Movies at a book festival?

Yes, there is a place for film at the National Book Festival, and that’s in our Books to Movies program. For the past two years, the program has been one of the festival’s most popular events. And it returns for a third time with a special program featuring books for young people that have been filmed for the big screen.

Katherine Paterson, who has won every award a writer for young people can receive, will discuss her experiences when her “Bridge to Terabithia” (2007) and the upcoming “The Great Gilly Hopkins” were dramatized.

Patrick Ness, author of the worldwide best-seller “A Monster Calls,” will talk about how he wrote the screenplay and what he thinks of the way it was realized.
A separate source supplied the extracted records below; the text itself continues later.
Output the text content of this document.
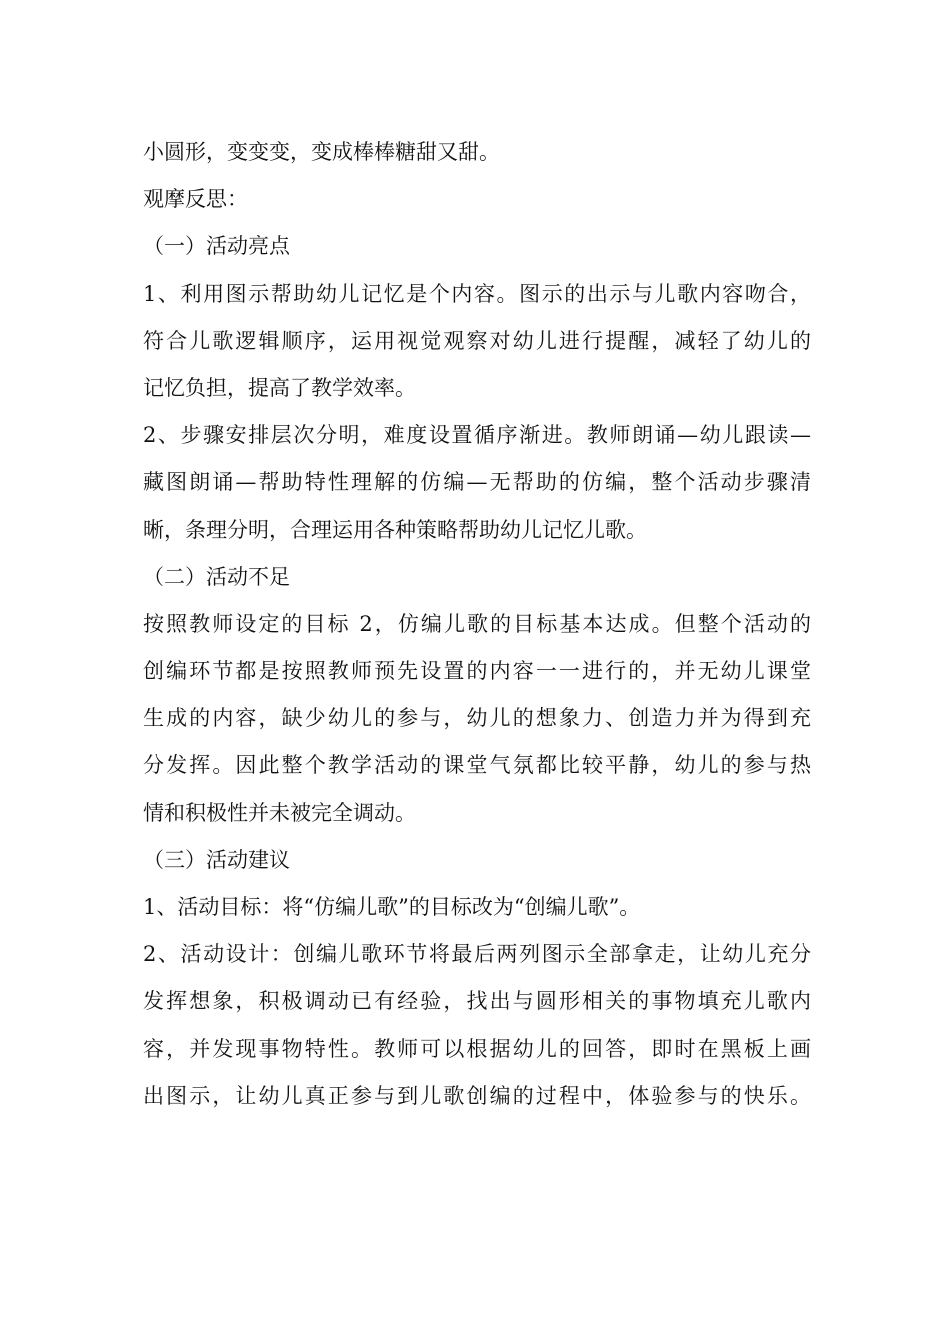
小圆形，变变变，变成棒棒糖甜又甜。
观摩反思：
（一）活动亮点
1、利用图示帮助幼儿记忆是个内容。图示的出示与儿歌内容吻合，
符合儿歌逻辑顺序，运用视觉观察对幼儿进行提醒，减轻了幼儿的
记忆负担，提高了教学效率。
2、步骤安排层次分明，难度设置循序渐进。教师朗诵—幼儿跟读—
藏图朗诵—帮助特性理解的仿编—无帮助的仿编，整个活动步骤清
晰，条理分明，合理运用各种策略帮助幼儿记忆儿歌。
（二）活动不足
按照教师设定的目标 2，仿编儿歌的目标基本达成。但整个活动的
创编环节都是按照教师预先设置的内容一一进行的，并无幼儿课堂
生成的内容，缺少幼儿的参与，幼儿的想象力、创造力并为得到充
分发挥。因此整个教学活动的课堂气氛都比较平静，幼儿的参与热
情和积极性并未被完全调动。
（三）活动建议
1、活动目标：将“仿编儿歌”的目标改为“创编儿歌”。
2、活动设计：创编儿歌环节将最后两列图示全部拿走，让幼儿充分
发挥想象，积极调动已有经验，找出与圆形相关的事物填充儿歌内
容，并发现事物特性。教师可以根据幼儿的回答，即时在黑板上画
出图示，让幼儿真正参与到儿歌创编的过程中，体验参与的快乐。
Monica Hesse of The Washington Post and David Paterson, Katherine Paterson’s son and producer and screenwriter of both “Terabithia and “Hopkins,” will join these beloved authors.

Why do some great books make great movies when others do not? What elements of a book translate well for the screen and which do not?

Hesse, herself an author (“Girl in the Blue Coat”), will explore these ideas and many more during this National Book Festival evening program.

The one-hour program begins at 6:30 p.m. in Salon GHI at the Walter E. Washington Convention Center.

Come prepared to learn about the art and craft of making films and to ask questions of these talented authors.